Common Law Spouse Without A Will – A Case Study

Signing a Will by Marek S. Malicki

Our firm recently had a client whose common-law spouse of 20 years had died without making a will. Their principal residence was in his name alone. They had two children in their teens but he also had a son from an earlier relationship. They had both contributed to the maintenance of the property but he had paid for its purchase before they commenced their relationship.

On an “intestacy” (no will) the property passes to the three children, one of whom is still not of the age of majority. The Children’s’ Lawyer must be involved.

We were successful in ensuring that our client could remain in the property and ultimately get title.

But the cost and stress of having a titled spouse die without a will could have been avoided.

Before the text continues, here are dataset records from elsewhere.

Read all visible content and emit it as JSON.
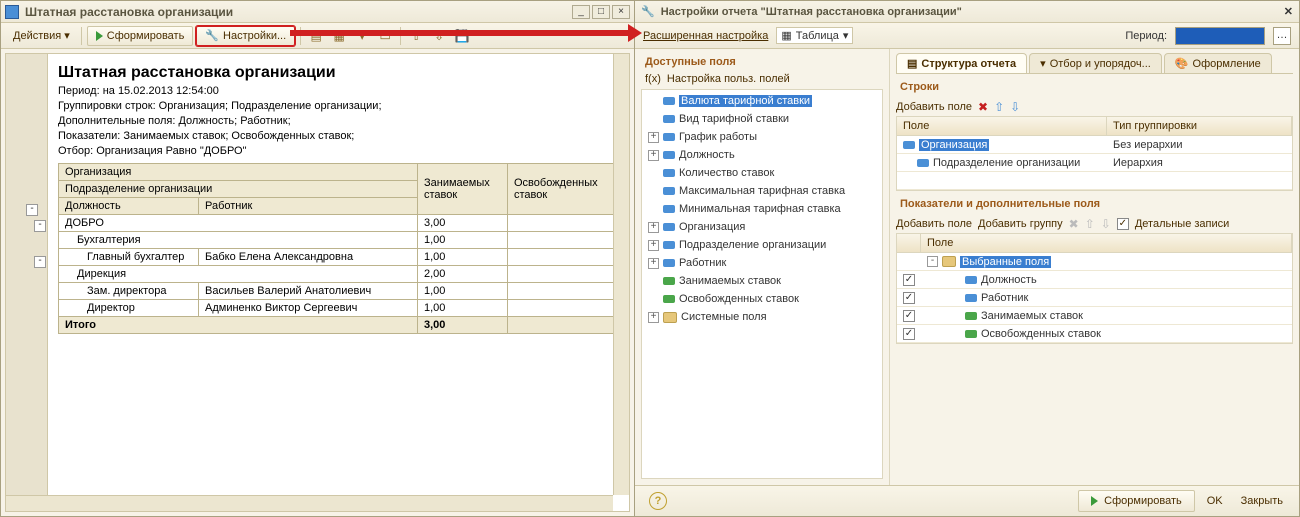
{
  "window_title": "Штатная расстановка организации",
  "toolbar": {
    "actions": "Действия ▾",
    "generate": "Сформировать",
    "settings": "Настройки..."
  },
  "report": {
    "title": "Штатная расстановка организации",
    "period": "Период: на 15.02.2013 12:54:00",
    "groups": "Группировки строк: Организация; Подразделение организации;",
    "extrafields": "Дополнительные поля: Должность; Работник;",
    "indicators": "Показатели: Занимаемых ставок; Освобожденных ставок;",
    "filter": "Отбор: Организация Равно \"ДОБРО\""
  },
  "headers": {
    "org": "Организация",
    "dept": "Подразделение организации",
    "job": "Должность",
    "worker": "Работник",
    "taken": "Занимаемых ставок",
    "free": "Освобожденных ставок",
    "total": "Итого"
  },
  "rows": {
    "r0_org": "ДОБРО",
    "r0_taken": "3,00",
    "r1_dept": "Бухгалтерия",
    "r1_taken": "1,00",
    "r2_job": "Главный бухгалтер",
    "r2_worker": "Бабко Елена Александровна",
    "r2_taken": "1,00",
    "r3_dept": "Дирекция",
    "r3_taken": "2,00",
    "r4_job": "Зам. директора",
    "r4_worker": "Васильев Валерий Анатолиевич",
    "r4_taken": "1,00",
    "r5_job": "Директор",
    "r5_worker": "Админенко Виктор Сергеевич",
    "r5_taken": "1,00",
    "total_taken": "3,00"
  },
  "settings_title": "Настройки отчета \"Штатная расстановка организации\"",
  "panel_toolbar": {
    "advanced": "Расширенная настройка",
    "table": "Таблица",
    "period_label": "Период:"
  },
  "avail": {
    "header": "Доступные поля",
    "customfields": "Настройка польз. полей",
    "items": {
      "i0": "Валюта тарифной ставки",
      "i1": "Вид тарифной ставки",
      "i2": "График работы",
      "i3": "Должность",
      "i4": "Количество ставок",
      "i5": "Максимальная тарифная ставка",
      "i6": "Минимальная тарифная ставка",
      "i7": "Организация",
      "i8": "Подразделение организации",
      "i9": "Работник",
      "i10": "Занимаемых ставок",
      "i11": "Освобожденных ставок",
      "i12": "Системные поля"
    }
  },
  "tabs": {
    "t0": "Структура отчета",
    "t1": "Отбор и упорядоч...",
    "t2": "Оформление"
  },
  "rows_section": {
    "header": "Строки",
    "add": "Добавить поле",
    "col_field": "Поле",
    "col_type": "Тип группировки",
    "g0_field": "Организация",
    "g0_type": "Без иерархии",
    "g1_field": "Подразделение организации",
    "g1_type": "Иерархия"
  },
  "fields_section": {
    "header": "Показатели и дополнительные поля",
    "add_field": "Добавить поле",
    "add_group": "Добавить группу",
    "detailed": "Детальные записи",
    "col_field": "Поле",
    "root": "Выбранные поля",
    "f0": "Должность",
    "f1": "Работник",
    "f2": "Занимаемых ставок",
    "f3": "Освобожденных ставок"
  },
  "footer": {
    "generate": "Сформировать",
    "ok": "OK",
    "close": "Закрыть"
  }
}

The problem could also have been avoided if the deceased common-law spouse had transferred the property into both names as joint tenants. This would mean that upon the death of one, the property would pass to the survivor.

Common law spouses are often reluctant to transfer properties, including principal residences into a common-law spouse’s name because it gives rights to the property that would not exist at law. In any such transfer, each of the parties should consider getting independent legal advice. But after receiving such advice, the decision is theirs.

Common-law spouses with a long-standing relationship, especially if they have children, should consider to whom they wish to leave their estate. Their intentions may not be carried out without a proper will.

If the couple are married, and it is their principal residence, the spouse on title cannot dispose of the property without the consent of the other spouse. But this does not mean that they should not have a will.

Disclaimer: This post is for informational purposes only and does not constitute, nor is it intended to be taken as legal advice.